IMI – delivering results on unmet medical needs
The biggest challenges in medicine cannot be tackled by any company, organisation or even country alone. The Innovative Medicines Initiative (IMI) works by fostering collaborations between leading experts from industry, universities, small and medium-sized enterprises (SMEs), patient groups, and regulators from across Europe. Around 60 projects are up and running so far, and these collaborations are delivering exciting results in areas such as Alzheimer’s, infectious disease, diabetes, schizophrenia, and rheumatoid arthritis – all areas where there is an urgent need for safe, effective treatments. More details of IMI project successes can be found in our brochure
A diverse research community
IMI has proven successful at attracting Europe’s leading researchers to its projects. The majority of funding recipients are academics, many of whom come from the best universities in Europe. SMEs also make up an important part of the IMI community, receiving 17% of funding. Finally, patient groups and regulators are also well represented. The interests of these diverse groups are protected by IMI’s IP policy, which has proven effective at protecting project partners’ interests while encouraging the sharing and exploitation of knowledge. The IP policy’s strength lies in its flexibility; this allows it to be readily adapted to the needs of each project. Thanks to the IP policy, project partners are sharing compounds, data and knowledge with one another in an unprecedented way, in an open innovation ecosystem.
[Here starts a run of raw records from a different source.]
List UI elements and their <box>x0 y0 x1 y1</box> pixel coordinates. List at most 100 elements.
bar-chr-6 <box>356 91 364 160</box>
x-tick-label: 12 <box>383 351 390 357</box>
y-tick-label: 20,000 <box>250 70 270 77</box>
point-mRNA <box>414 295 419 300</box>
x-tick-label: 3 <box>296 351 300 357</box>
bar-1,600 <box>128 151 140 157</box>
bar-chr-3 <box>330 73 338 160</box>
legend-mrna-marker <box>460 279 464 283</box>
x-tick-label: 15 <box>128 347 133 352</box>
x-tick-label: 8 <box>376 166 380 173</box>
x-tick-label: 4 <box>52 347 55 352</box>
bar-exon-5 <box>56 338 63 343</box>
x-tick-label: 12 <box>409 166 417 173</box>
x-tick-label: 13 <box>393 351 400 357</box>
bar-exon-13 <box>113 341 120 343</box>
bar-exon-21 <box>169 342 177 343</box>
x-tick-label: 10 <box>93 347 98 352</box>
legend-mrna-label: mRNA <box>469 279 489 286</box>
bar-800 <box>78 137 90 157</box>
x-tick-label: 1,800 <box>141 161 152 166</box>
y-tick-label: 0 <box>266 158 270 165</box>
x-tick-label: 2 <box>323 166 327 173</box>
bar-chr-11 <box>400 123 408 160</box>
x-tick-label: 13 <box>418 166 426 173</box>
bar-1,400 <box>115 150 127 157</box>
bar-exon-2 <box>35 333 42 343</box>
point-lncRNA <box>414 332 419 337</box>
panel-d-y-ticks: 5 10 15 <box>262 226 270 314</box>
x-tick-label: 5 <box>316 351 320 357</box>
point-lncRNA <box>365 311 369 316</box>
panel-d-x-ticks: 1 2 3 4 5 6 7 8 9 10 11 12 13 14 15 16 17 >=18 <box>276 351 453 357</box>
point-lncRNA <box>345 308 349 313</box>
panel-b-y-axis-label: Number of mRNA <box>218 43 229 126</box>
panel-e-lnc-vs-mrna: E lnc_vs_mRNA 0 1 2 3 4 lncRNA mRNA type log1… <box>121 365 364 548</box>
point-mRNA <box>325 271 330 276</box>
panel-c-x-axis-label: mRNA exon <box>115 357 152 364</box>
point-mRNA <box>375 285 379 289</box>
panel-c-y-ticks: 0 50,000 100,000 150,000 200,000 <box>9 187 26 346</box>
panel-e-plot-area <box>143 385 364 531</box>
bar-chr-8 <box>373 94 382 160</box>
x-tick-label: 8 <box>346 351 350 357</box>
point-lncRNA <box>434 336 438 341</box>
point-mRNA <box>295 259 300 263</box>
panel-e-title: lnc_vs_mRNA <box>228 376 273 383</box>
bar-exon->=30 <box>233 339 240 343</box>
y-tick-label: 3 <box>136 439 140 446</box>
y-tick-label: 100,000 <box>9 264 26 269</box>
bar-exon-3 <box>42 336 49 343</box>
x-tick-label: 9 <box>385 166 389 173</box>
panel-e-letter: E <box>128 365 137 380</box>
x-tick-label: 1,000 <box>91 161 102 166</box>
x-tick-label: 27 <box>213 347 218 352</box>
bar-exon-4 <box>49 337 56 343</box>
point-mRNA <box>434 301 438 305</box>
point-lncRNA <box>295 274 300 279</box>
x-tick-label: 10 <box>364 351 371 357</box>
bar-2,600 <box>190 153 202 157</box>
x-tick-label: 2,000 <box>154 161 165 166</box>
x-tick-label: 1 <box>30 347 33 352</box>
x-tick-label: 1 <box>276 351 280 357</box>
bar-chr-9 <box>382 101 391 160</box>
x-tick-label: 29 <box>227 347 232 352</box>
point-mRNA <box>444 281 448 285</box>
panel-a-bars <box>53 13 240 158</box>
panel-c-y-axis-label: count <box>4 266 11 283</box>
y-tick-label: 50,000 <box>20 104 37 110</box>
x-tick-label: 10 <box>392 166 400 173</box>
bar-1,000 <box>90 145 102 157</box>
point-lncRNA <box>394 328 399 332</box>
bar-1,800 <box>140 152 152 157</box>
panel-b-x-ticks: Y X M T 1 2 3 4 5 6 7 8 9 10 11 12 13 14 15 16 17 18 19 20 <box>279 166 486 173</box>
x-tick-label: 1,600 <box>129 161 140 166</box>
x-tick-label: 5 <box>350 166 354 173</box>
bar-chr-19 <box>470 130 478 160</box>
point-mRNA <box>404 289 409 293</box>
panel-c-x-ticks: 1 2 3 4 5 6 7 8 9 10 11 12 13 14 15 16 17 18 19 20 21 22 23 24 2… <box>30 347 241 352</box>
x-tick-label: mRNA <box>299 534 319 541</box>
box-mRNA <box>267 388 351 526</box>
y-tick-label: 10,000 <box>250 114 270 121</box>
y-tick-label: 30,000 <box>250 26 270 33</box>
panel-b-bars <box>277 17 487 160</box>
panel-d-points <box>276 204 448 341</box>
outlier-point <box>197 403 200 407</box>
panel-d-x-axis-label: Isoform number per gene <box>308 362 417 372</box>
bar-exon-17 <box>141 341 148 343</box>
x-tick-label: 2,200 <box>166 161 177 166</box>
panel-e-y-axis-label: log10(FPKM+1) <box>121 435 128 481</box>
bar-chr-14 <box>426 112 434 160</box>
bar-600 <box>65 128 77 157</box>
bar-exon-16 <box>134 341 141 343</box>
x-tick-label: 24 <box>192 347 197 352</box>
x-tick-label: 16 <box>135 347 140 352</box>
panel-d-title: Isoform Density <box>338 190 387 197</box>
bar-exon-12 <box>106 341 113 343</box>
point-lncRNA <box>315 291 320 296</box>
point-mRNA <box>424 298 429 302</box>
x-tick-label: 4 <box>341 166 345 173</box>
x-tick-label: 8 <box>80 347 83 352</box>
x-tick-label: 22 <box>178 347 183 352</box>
IMI only provides funding for the universities, smaller companies, patient groups and regulators in its projects. Under IMI 2, the funding rates are aligned with those of Horizon 2020. The large pharmaceutical companies do not receive any IMI funding, but contribute to the projects with their own resources, such as their researchers’ time.
IMI governance – a true partnership
IMI is a partnership, created, funded and managed jointly and equally by the European Union and the pharmaceutical industry association EFPIA. IMI’s Governing Board is made up of equal numbers of representatives from the European Commission and EFPIA. Each Founding Member takes the chair, with a rotation every year. Further input on IMI’s activities comes from the Scientific Committee and States Representatives Group. In addition, IMI is scrutinised closely by other EU institutions including the European Parliament.
Scientific priorities and project selection
IMI’s current Strategic Research Agenda (SRA) was adopted in 2014 and focuses on delivering ‘the right prevention and treatment for the right patient at the right time’. It is closely aligned with the World Health Organization’s 2013 report on priority medicines for Europe and the world. IMI’s research agenda under the IMI 1 programme was adopted in 2008 following stakeholder consultations and updated in 2011 to take account of new developments in medicines research. All editions of the SRA are available via the Reference Documents page.
While most project ideas come from with EFPIA companies, other organisations can also put forward ideas. Ideas undergo consultation with the States Representatives Group and the Scientific Committee and are only launched as part of Calls for proposals following Governing Board approval.